In questo senso tentare di
costruire una “università negativa” che insegni, che respinga il
ruolo assegnato al mondo della formazione dal capitale ma che anzi,
si ponga l'obbiettivo di essere utile a tutto ciò che contrasta
questo modello di società.
Insegni agli studenti cosa
succede all'esterno, nella società, nei territori di popoli in lotta
e nei luoghi di sfruttamento ma sopratutto come l'università e il
sapere che si costruisce là dentro abbia un ruolo attivo in tali
contesti.
Ma che fare poi, nel caso le
cose andassero bene di tutto questo? Cosa ricavarne? Come continuare?
Da un lato iniziative del
genere ti permetterebbero di coinvolgere parecchia gente che non
incrociamo nella quotidianeità e di facoltà dove l'intervento
politico è scarso, di riuscire a fare iniziative davvero formative,
e tutto questo è già tanto. Inoltre, una impostazione del genere ci
permetterebbe, se da un lato di fare anche meno iniziative ma magari
più pensate, di stare comunque “sul pezzo” cogliendo spunti e
feedback che provengono tanto dalla società in generale, quanto
dalle aule universitarie stesse e dalle cazzate che si dovranno
sorbire, ad esempio, gli studenti di storia dell'Ucraina, politiche
migratorie o ingegneria aereospaziale.
Ma dall'altro lato è
necessario fare un passo avanti che ha come presupposto il recupero
di pratiche che pur essendo rimaste sempre nel nostro dna è
necessario recuperare. Da un lato la forte conoscenza e
specializzazione sull'università in generale e sulle nostre
università in particolare. Riprendere lo studio certosino di cosa
sia l'università ma anche quotidianamente di cosa fa l'università,
riprendere l'abitudine di leggersi i verbali accademici, di studiarsi
il funzionamento generale della nostra università e specializzarsi
in questo nostro terreno d'intervento. Dall'altro lato, e
strettamente collegato a questo primo aspetto, riprendere nella
nostra testa la possibilità di incidere e modificare l'università,
riprendere la volontà e l'impegno di tentare strade per incidere e
cambiare alcuni aspetti del luogo dove facciamo politica, intervenire
e incidere in un luogo sovrastrutturale, certo, ma che senz'altro ci
garantisce margini di iniziativa di intervento anche se non
strettamente collegati alle strutturali lotte sul lavoro
(permettetemi la forzatura della frase).
La forza accumulata su
tematiche specifiche e concentrata alle iniziative, anche perché li
riguardano più o meno direttamente (guerra e ingegneria; riforme sul
lavoro e giurisprudenza, medicina ed Ilva, ecc...) deve essere poi
utilizzata non solo nella formazione di nuovi quadri e quindi
nell'approfondimento generale di tali tematiche ma nel tentativo di
incidere concretamente nell'università.
Su questo gli esempi che più
mi balzano agli occhi sono quelli, ovviamente delle “convenzioni”
e un lavoro politico per chiederne la rescissioni, o l'intervento sui
criteri e le agevolazioni per gli studenti lavoratori (cosa che
sarebbe molto interessante come segnale, ma che è solo una
intuizione campata in aria), o altro; su questo sarebbe necessario
scervellarsi.

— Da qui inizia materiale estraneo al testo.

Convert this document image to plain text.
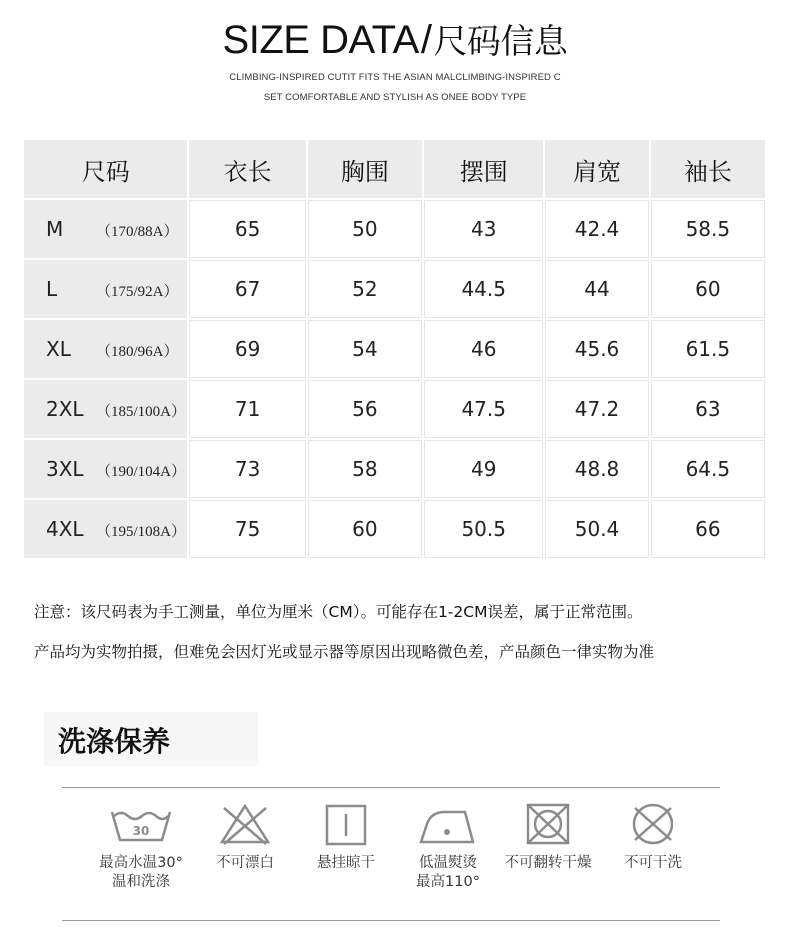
SIZE DATA/尺码信息
CLIMBING-INSPIRED CUTIT FITS THE ASIAN MALCLIMBING-INSPIRED C
SET COMFORTABLE AND STYLISH AS ONEE BODY TYPE
尺码	衣长	胸围	摆围	肩宽	袖长
M （170/88A）	65	50	43	42.4	58.5
L （175/92A）	67	52	44.5	44	60
XL （180/96A）	69	54	46	45.6	61.5
2XL （185/100A）	71	56	47.5	47.2	63
3XL （190/104A）	73	58	49	48.8	64.5
4XL （195/108A）	75	60	50.5	50.4	66
注意：该尺码表为手工测量，单位为厘米（CM）。可能存在1-2CM误差，属于正常范围。
产品均为实物拍摄，但难免会因灯光或显示器等原因出现略微色差，产品颜色一律实物为准
洗涤保养
30
最高水温30°
温和洗涤
不可漂白	悬挂晾干	低温熨烫
最高110°
不可翻转干燥	不可干洗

E c'è anche la questione dei tirocini, sarebbe
divertente una campagna che tirocini dove si inizia con una critica
ai tirocini che coinvolga dagli studenti che hanno il tirocinio
obbligatorio ai lavoratori che subiscono l'invasione dei tirocinanti
e il conseguente peggioramento delle condizioni di lavoro.
Magari partire con una sorta
di campagna che in maniera embrionale abbia già in testa i vari
passaggi, dalla preparazione di una iniziativa, alla successiva
rivendicazione, toglierebbe di astrattezza sto ragionamento che
comunque è poco più che uno spunto di riflessione.